RB : Je me sentais étrangère ici, et mon intégration dans la société autrichienne s’est faite par le biais des mouvements gauchistes des années 1970. Je n’ai jamais été membre d’un parti, mais j’ai fréquenté des trotskistes pendant un certain temps, et j’ai cofondé la société de distribution Filmladen dans le but de présenter des films militants en Autriche : sur l’Afrique du Sud, le Viêt Nam, l’avortement. Les mouvements de gauche louaient nos films pour illustrer leurs conférences et leurs manifestations. Avec Josef Aichholzer et Franz Grafl, j’ai réalisé Arène occupée (1977) et deux autres films parce que nous avions décidé de ne pas nous contenter d’importer des films. Nous voulions analyser ce qui se passait ici. Pour la première fois, je me suis sentie impliquée en Autriche, que ce soit au niveau politique ou sociétal.
LH : Les années 70, la période Kreisky, sont considérées comme l’âge d’or de la social-démocratie en Autriche. En les regardant de plus près aujourd’hui, il est très intéressant de constater que vos films montraient également les germes du déclin de ce modèle. Ainsi, dans D’un coup, la grève (1978) et Le marteau-pilon est sur la pelouse (1981), les travailleurs ont l’impression que le parti social-démocrate (SPÖ) défend ses propres intérêts plutôt que ceux des personnes qu’il est censé représenter.

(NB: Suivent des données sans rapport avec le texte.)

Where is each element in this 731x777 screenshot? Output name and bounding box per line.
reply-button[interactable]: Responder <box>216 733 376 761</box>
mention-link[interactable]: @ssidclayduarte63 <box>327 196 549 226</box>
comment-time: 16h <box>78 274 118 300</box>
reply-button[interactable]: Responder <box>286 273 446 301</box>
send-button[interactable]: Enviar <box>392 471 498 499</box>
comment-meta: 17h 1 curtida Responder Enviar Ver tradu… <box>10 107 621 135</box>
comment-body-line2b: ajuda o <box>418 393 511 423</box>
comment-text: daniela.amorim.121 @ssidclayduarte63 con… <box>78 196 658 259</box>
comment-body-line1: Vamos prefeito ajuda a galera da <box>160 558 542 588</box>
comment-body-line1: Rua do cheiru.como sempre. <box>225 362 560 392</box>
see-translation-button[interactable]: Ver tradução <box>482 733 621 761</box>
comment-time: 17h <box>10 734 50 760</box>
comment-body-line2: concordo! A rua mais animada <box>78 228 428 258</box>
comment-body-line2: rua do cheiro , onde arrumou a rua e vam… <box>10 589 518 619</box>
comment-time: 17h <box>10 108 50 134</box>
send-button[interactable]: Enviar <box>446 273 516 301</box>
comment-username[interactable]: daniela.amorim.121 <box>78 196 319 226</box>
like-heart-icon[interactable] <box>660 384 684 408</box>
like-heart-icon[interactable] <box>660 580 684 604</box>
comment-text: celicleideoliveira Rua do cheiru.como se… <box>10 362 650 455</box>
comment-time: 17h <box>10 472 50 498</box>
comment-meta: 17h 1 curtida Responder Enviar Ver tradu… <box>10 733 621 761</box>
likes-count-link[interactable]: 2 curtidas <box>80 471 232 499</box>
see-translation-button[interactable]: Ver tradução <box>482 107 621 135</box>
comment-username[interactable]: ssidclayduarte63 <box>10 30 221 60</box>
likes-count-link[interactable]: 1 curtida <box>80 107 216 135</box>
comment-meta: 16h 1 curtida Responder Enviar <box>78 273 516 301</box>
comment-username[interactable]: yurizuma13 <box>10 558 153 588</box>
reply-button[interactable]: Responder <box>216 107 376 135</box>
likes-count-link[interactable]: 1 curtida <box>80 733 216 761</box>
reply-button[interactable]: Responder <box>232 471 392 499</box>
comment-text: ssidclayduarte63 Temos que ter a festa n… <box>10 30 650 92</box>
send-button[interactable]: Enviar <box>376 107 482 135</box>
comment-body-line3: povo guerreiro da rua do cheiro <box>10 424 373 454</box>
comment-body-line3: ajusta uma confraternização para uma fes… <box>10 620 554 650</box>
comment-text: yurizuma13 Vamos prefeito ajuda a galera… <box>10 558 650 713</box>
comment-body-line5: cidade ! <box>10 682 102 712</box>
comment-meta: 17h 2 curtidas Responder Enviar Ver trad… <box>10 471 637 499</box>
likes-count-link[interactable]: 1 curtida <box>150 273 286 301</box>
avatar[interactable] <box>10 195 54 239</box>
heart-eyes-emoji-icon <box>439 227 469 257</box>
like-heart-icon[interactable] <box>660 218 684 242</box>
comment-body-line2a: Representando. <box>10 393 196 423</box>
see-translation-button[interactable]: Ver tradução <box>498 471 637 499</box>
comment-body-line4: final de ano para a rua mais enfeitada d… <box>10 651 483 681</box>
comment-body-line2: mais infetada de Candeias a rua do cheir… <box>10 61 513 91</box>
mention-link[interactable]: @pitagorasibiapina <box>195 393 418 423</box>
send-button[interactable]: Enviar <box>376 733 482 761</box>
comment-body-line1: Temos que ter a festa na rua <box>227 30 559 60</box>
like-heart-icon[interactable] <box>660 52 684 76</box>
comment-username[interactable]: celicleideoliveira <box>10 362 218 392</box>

RB : L’élite du SPÖ n’a jamais été de gauche comme nous l’étions, et nous avons toujours été critiques à son égard. Dans Arène occupée, c’est la municipalité sociale-démocrate de Vienne qui nous a chassés de l’Arena, l’a vendue à l’entreprise textile Schöps et a détruit ces magnifiques bâtiments. À l’époque, la société civile n’existait pas en Autriche. Elle n’a commencé à émerger qu’avec l’affaire Waldheim. Aujourd’hui, la ville n’oserait pas nous expulser de l’Arena. Depuis les années 1970, la vie a beaucoup changé à Vienne. La cité est devenue beaucoup plus internationale, moins grise — les gens sont plus gentils les uns envers les autres. Parallèlement, l’extrême droite est très présente à Vienne. C’est une situation étrange.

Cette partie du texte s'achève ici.